Butt, who as a lawyer gained expertise prosecuting a number of cases involving sex crimes against children and Internet child pornography, said Canada, as one of leading exporting nations of sex tourists, has an obligation to pursue such cases.

He noted that, while figures on the actual numbers involved are scarce in a country like Haiti, one study showed Canada ranked second only to the United States in the numbers of travellers seeking sex in Costa Rica.

A second study, by B.C. law professor Benjamin Perrin, showed 146 Canadians were charged with child sex offences overseas from 1993-2007, based on requests for consular support. Many more Canadians likely bribed their way ouf of being charged, reported Perrin, who obtained his data through the Access to Information Act from the Department of Justice.

"This is not a mysterious or unknown social problem," said Butt. "It's a well-known phenomenon that people travel to other countries to misbehave. Talk to the people in so-called receiving countries.
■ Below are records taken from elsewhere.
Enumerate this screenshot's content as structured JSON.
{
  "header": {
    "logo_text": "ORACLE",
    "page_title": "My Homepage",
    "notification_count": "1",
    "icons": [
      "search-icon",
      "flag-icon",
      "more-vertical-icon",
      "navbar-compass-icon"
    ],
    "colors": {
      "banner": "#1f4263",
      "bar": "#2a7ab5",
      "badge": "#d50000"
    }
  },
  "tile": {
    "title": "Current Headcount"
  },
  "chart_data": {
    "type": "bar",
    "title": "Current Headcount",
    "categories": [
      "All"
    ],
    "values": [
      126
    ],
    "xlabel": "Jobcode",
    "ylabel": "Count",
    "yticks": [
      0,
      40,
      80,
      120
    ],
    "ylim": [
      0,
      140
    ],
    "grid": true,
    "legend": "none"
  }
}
They'll tell you who the major sending countries are."

Butt said offences where a sexual predator "infiltrates" humanitarian organizations is "particularly reprehensible" because the imbalance of power creates the conditions for abuse.

"Not only do they want access to children," he said. "They want access to vulnerable children. . . .This field gives them access to areas where those children are. You can groom the child, you can groom the family, you can groom the entire village. It's all about abuse of power, gain trust and credibility . . . become a parent's best friend."

Butt said the stakes are high for Canada.

"We've got to stop the exportation of criminal activity," he said. "It's bad for Canada to be perceived as a source of sexual predators."

Rosalind Prober, founder of Beyond Borders, a Canadian organization dedicated to ending child sex exploitation worldwide, said sex tourism is "ridiculously common" in the least developed nations like Haiti, due to the huge power imbalance between the children, their families and those exploiting them.

"We're dealing with the most powerless people in the world," she said.

"Families are desperate to move their children to a better life . . . These people (the exploiters) can bring a lot of beautiful things for their children and they will do a lot of good (in order) to do evil . . . In the mind of the victim they might think this person is my friend they liked me and gave me so much . . . Imagine the rage and guilt they must feel."

The Windsor Star

Sidebar

Section 7, subsection 4.1 of the Criminal Code allows for a Canadian citizen to be prosecuted for offences that, committed outside Canada, would result in criminal charges had they occurred in Canadian territory. Anyone found guilty faces a maximum of 14 years in prison.

Since 1997, three Canadians have been convicted of sex crimes against children in other countries.

By comparison, the U.S. saw 67 arrests, resulting in 47 convictions, between 2003 and 2008; and Australia, 19 convictions from 1995 to 2007 stemming from 158 investigations.

Both the U.S. Court of Appeal and the Australian High Court have upheld the validity of their countries' laws.

Some 44 countries have them.

Canada's provision was tested in British Columbia in 2008. A Burnaby, B.C. man facing 35 charges related to alleged abuses in Colombia, Cambodia and the Philippines challenged the charges because the alleged offences occurred outside Canada.

B.C. Supreme Court Justice A.F. Cullen upheld the validity of the charges and the case remains before the courts.

The Criminal Code was amended following a 1996 world congress into child sexual exploitation in Stockholm, Sweden.